Analyste: Jusqu'à présent, le dialogue de l'UE a échoué

L'individu et l'inefficacité considèrent les connaisseurs de circonstances politiques comme le processus actuel de dialogue entre le Kosovo et la Serbie, sous la médiation de l'Union européenne. Selon eux, l'Union européenne doit changer la voie du dialogue, jusqu'à ce qu'ils soulignent que l'épilogue de ce processus marathon du dialogue doit être la reconnaissance mutuelle. À partir de [...]
L'individu et l'inefficacité considèrent les connaisseurs de circonstances politiques comme le processus actuel de dialogue entre le Kosovo et la Serbie, sous la médiation de l'Union européenne. Selon eux, l'Union européenne doit changer la voie du dialogue, jusqu'à ce qu'ils soulignent que l'épilogue de ce processus marathon du dialogue doit être la reconnaissance mutuelle.
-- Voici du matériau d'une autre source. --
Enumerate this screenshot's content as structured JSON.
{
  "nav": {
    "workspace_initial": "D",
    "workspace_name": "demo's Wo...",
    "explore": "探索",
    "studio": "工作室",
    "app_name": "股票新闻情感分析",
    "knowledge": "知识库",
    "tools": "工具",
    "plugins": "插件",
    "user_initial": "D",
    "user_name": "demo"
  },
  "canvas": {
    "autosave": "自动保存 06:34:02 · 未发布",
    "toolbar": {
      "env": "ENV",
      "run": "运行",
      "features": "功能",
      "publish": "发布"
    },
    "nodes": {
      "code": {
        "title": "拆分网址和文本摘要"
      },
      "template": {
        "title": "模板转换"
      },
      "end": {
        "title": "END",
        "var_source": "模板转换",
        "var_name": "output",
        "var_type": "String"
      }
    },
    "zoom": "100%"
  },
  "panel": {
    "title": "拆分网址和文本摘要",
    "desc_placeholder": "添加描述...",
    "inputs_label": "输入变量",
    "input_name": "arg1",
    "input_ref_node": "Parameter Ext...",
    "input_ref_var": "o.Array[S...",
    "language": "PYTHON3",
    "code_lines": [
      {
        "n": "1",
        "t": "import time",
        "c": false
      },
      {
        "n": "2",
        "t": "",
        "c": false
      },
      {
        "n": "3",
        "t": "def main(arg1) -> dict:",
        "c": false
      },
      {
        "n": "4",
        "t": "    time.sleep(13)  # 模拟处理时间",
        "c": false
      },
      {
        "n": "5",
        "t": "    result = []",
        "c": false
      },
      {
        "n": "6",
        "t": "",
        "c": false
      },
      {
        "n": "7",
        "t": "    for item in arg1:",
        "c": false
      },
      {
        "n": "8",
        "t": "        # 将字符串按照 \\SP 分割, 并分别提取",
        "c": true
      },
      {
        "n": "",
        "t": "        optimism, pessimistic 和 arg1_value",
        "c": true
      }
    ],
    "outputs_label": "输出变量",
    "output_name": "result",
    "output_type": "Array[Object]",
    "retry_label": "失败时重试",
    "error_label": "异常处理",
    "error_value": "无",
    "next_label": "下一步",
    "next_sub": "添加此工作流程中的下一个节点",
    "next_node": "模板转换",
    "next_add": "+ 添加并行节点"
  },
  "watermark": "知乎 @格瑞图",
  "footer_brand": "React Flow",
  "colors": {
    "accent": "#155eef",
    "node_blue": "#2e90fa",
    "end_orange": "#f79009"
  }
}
Lancé en 2011, le processus de dialogue entre le Kosovo et la Serbie, également médiatisé par l'Union européenne, est évalué par des connaisseurs de circonstances politiques. En voyant les échecs dans la conclusion et la mise en œuvre d'accords éventuels conclus jusqu'ici, les connaisseurs de circonstances politiques soulignent que l'Union européenne doit également trouver d'autres moyens de parvenir à un épilogue plus rapide. L'analyste Agim Nesho considère que le dialogue s'est développé jusqu'à présent dans l'esprit non égal des parties. Il affirme que, dans de nombreux cas, l'Union européenne a fait des concessions en faveur de la Serbie.
“n'est ni un dialogue efficace ni un dialogue réaliste. Il s'agit d'un dialogue unilatéral entre l'Union européenne - c'est-à-dire ses principales forces, telles que l'Allemagne et la France, par rapport à la Serbie - pour permettre à la Serbie d'offrir à l'Union européenne”, a déclaré Nesho.
Pour son collègue analyste Fidan Ukaj, l'épilogue du dialogue devrait être la reconnaissance mutuelle entre le Kosovo et la Serbie, tout en soulignant que la Serbie est celle qui n'applique pas les accords conclus jusqu'ici dans le cadre du dialogue.
“Normation des rapports, reconnaissance des documents bilatéraux, puis reconnaissance des documents personnels des citoyens implique la reconnaissance d'une nouvelle réalité, et que la nouvelle réalité pour la Serbie est le Kosovo. Qu'ils aient voulu aller à un moment ou non, après la fin de ce dialogue, inévitable que même la reconnaissance mutuelle viendrait”, Ukaj a souligné sur rtk.
Pendant ce temps, au dernier sommet, le Premier ministre Albin Kurti a refusé de rencontrer le président serbe Aleksandar Vuciq, sans que le criminel Milan Radojevic ne soit remis aux institutions judiciaires du Kosovo, ainsi que deux autres conditions. D'autre part, les responsables internationaux ont intensifié la pression pour parvenir rapidement à l'accord final.